Both the chemical and the structural characterization of gadolinite-(Y) from Vico required nonstandard procedures. After correction for (100) twinning, the structure of a crystal with unit-cell dimensions a = 4.7708(4) Å, b = 7.6229(7) Å, c = 9.8975(9) Å, β = 90.017(7)°, and V = 359.95(6) Å3 was refined in the P21/c space group down to R = 2.3%. Electron microprobe (EMP) analyses failed to give accurate quantification of major elements, due to the presence of light and volatile elements as well as of rare earth elements (REE) and actinides. Secondary ion-mass spectrometry (SIMS) analysis done with accurate calibrations on well-characterized minerals allowed quantification of light, volatile, REE, and actinide elements, and also of Ca and Si. The derived chemical composition was interpreted with reference to the site-scattering values obtained from single-crystal structure refinement. The resulting unit formula is (Ca0.81REE0.66Y0.39Th0.13U0.02)∑2.01(Fe2+0.29Li0.14 Fe3+0.12Mn0.02Mg0.01) ∑0.58 (Si1.98Be1.09B0.81Li0.12)∑4.00 O8(O1.20F0.51OH0.29)∑2.00, which yields a calculated density of 4.267 g cm–3.
Fourier transform infrared spectroscopy (FTIR) single-crystal spectrum of gadolinite-(Y) shows several absorptions in the OH-stretching region that can be assigned to the different local configurations involving Ca and (REE,Y) at the A site and Be, B, and Li at the Z site.

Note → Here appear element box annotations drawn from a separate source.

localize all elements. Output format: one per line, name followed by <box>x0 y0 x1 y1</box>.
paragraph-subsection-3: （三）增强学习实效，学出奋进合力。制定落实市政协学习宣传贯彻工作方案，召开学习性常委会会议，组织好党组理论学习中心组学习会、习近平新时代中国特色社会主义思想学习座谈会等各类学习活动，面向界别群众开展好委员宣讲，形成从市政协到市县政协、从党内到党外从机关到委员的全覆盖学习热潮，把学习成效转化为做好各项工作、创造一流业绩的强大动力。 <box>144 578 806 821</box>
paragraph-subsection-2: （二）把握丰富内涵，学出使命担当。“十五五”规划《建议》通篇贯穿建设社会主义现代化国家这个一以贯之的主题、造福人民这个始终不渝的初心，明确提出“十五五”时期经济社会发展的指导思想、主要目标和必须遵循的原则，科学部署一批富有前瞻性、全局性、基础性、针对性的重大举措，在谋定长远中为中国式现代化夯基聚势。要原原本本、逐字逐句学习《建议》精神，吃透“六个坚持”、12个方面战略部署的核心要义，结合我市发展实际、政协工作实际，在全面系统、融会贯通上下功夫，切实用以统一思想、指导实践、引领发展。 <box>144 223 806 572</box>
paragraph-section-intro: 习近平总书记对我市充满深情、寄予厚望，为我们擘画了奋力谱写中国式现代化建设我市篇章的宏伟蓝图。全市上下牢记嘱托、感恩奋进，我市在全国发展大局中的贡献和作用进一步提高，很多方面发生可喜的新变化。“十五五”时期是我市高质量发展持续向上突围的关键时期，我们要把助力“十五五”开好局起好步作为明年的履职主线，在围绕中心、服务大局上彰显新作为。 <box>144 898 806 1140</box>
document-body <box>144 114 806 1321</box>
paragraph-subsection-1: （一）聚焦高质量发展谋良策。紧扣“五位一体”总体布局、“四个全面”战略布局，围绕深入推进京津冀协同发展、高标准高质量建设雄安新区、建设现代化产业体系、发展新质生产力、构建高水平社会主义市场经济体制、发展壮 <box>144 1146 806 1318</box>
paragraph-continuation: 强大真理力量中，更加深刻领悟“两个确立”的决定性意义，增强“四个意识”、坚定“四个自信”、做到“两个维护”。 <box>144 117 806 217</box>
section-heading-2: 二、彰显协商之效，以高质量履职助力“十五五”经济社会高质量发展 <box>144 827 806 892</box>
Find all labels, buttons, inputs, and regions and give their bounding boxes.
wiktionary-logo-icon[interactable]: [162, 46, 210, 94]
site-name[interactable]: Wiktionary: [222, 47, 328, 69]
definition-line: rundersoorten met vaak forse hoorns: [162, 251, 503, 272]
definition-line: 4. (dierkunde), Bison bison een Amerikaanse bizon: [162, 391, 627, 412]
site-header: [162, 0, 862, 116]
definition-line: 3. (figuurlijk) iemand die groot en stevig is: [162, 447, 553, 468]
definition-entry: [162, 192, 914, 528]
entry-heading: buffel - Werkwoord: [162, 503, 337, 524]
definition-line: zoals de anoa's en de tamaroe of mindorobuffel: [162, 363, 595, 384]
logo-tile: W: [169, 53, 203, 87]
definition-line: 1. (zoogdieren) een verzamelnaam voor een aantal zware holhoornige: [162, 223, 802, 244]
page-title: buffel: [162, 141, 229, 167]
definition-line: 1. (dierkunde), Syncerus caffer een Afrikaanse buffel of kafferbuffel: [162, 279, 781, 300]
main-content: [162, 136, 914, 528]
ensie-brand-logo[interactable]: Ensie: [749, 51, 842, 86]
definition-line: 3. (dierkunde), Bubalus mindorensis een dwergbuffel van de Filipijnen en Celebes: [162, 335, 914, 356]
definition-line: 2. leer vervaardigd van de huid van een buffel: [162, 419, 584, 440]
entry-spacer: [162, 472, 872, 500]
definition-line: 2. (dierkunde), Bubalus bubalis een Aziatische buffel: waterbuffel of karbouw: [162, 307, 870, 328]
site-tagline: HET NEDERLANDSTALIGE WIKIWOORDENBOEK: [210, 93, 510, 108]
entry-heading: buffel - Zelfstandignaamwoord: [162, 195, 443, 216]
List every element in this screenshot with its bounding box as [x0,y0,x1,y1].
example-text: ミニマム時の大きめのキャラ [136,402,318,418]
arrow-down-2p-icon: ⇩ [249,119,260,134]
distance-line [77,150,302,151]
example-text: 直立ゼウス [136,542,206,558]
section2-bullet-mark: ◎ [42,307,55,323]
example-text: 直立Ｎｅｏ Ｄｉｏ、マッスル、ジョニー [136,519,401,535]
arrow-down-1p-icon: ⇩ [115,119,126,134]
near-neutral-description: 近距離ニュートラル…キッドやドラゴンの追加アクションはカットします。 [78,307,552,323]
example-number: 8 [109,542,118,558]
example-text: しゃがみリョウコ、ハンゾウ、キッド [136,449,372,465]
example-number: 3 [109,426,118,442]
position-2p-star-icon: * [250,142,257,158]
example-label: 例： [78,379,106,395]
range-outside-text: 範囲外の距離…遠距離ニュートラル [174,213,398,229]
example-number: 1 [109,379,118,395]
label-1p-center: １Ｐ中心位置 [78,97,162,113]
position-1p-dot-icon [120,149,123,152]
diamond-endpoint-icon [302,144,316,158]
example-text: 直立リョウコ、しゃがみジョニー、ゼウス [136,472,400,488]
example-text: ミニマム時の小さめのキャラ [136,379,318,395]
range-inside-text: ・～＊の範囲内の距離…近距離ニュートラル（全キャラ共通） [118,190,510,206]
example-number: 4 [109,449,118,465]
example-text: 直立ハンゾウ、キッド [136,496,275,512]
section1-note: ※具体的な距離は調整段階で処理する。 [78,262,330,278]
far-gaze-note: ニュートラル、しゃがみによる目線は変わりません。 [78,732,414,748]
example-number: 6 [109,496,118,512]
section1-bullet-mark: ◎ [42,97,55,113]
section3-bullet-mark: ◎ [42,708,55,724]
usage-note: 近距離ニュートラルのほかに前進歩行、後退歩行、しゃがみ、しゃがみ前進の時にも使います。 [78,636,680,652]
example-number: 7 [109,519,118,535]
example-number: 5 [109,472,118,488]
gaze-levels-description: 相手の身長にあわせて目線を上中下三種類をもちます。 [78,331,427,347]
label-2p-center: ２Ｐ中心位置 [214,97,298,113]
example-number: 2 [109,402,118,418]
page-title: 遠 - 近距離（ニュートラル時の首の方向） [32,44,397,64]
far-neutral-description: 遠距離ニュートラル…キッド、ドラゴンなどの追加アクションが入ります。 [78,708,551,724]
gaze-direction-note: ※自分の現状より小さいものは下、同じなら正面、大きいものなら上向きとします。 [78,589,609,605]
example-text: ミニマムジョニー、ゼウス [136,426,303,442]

Lithium incorporation in gadolinite-group minerals is proposed to occur according to the exchange vectors: (1) XFe2+ + AY → XLi + A(Th +U) and (2) ZBe + XFe2+ → ZLi + XFe3+; the maximum amount of Li allowed in the gadolinite structure is 1.0 apfu.
This work provides the first evidence that Li is a significant component in gadolinite-group minerals, particularly in geochemical environments enriched in actinides. This conclusion suggests that materials having the composition of Li-rich gadolinite may be considered as possible forms for radioactive waste disposal.